Phenobarbital for dogs is a controlled substance and requires a phenobarbital prescription from a licensed veterinarian. Phenobarbital tablets should be stored in a tight, light-resistant container at room temperature and out of reach of children and pets. Dispose of unused phenobarbital products according to your veterinarian's instructions or the directions on the package.

phenobarbital for dogs

Tips for managing your dog's epilepsy with phenobarbital

  • Work with your veterinarian to find the phenobarbital dose that is right for your dog. The phenobarbital dose may need to be adjusted as your dog's weight changes or if other medications are added.
  • Be consistent with dosing times and never skip a dose.
  • Try not to give phenobarbital with a full meal
  • If you miss a dose, give it as soon as you remember. If it is almost time for the next dose, skip the missed dose and continue with the regular dosing schedule. Do not give two doses at once.
  • When first starting phenobarbital in your dog, make sure your veterinarian has prescribed a loading dose, but in small increments to limit the occurrences of respiratory depression
  • Store phenobarbital tablets in a tight, light-resistant container at room temperature and out of reach of children and pets.

Can I stop giving phenobarbital to my dog?

If you are considering stopping phenobarbital, please talk to your veterinarian first as sudden discontinuation of phenobarbital can cause an increase in seizure activity. A slow, gradual tapering off of phenobarbital is necessary to avoid withdrawal seizures. While it depends on the duration of use, most veterinarians recommend a 25% dose reduction every month.

How often should you perform blood tests to monitor phenobarbital levels in your dog?

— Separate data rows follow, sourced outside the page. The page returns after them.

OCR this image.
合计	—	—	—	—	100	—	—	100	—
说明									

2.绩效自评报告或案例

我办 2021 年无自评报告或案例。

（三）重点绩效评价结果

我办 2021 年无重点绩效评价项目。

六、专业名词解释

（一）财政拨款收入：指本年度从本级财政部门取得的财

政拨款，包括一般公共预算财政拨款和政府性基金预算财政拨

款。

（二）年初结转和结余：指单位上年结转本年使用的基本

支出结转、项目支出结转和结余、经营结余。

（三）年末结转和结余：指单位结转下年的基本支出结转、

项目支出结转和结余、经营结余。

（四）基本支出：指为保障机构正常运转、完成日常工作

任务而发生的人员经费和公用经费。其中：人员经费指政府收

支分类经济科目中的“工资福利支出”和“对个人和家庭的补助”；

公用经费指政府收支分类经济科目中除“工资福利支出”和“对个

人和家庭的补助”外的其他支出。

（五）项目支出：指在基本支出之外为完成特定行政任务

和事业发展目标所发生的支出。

Phenobarbital blood levels should be checked every six to twelve months in dogs that are on phenobarbital long-term for seizure management. Blood tests may need to be done more frequently if your dog's phenobarbital dose is changed or if your dog has any other health changes.

Can phenobarbital be used alongside other anti-convulsant medications?

Phenobarbital can be used as either a single agent or in combination with other anti-convulsant medications. If phenobarbital is being used alongside other anticonvulsants, it is important to monitor the blood levels of all the medications your dog is taking to ensure that they are within the therapeutic range. Levetiracetam (Keppra), potassium bromide (KBr) and zonisamide can be used in conjunction with phenobarbital when necessary.

How long does it take for phenobarbital to work in dogs?

When first starting phenobarbital, it can take up to two weeks to reach a steady state in the central nervous system. Steady-state means that phenobarbital levels in the brain remain constant and at a therapeutic level. Once phenobarbital has reached a steady state, it will continue to work for seizure control as long as it is given at the correct dose.

Does phenobarbital for dogs cause aggression?

While it is uncommon, phenobarbital can cause aggression and hyperactivity in some dogs. If this is noticed, talk with your veterinarian about phenobarbital alternatives or a phenobarbital dosage change.

In conclusion, phenobarbital for dogs is a drug that has various effects on the body, including reducing seizures, inducing sleep, and depressing respiration. It works by inhibiting certain electrical signals in the brain and spinal cord and also enhances the inhibitory effect of another neurotransmitter called GABA. At high doses, phenobarbital can also reduce nerve transmission at muscle junctions. phenobarbital can be an effective tool in managing your dog's seizures but it's important to work with your veterinarian to find the right phenobarbital dose and to monitor blood levels regularly.

Phenobarbital can cause side effects like increased appetite, thirst, and urination in most dogs when they first start the medication. Phenobarbital is a medication that needs to be tapered off slowly to avoid withdrawal seizures so if you are considering stopping the drug, please talk to your vet first.

We hope this article was informative and helpful. Phenobarbital can be a great tool in managing seizures but it's important to be informed about the risks and side effects before starting your dog on phenobarbital. Thanks for reading!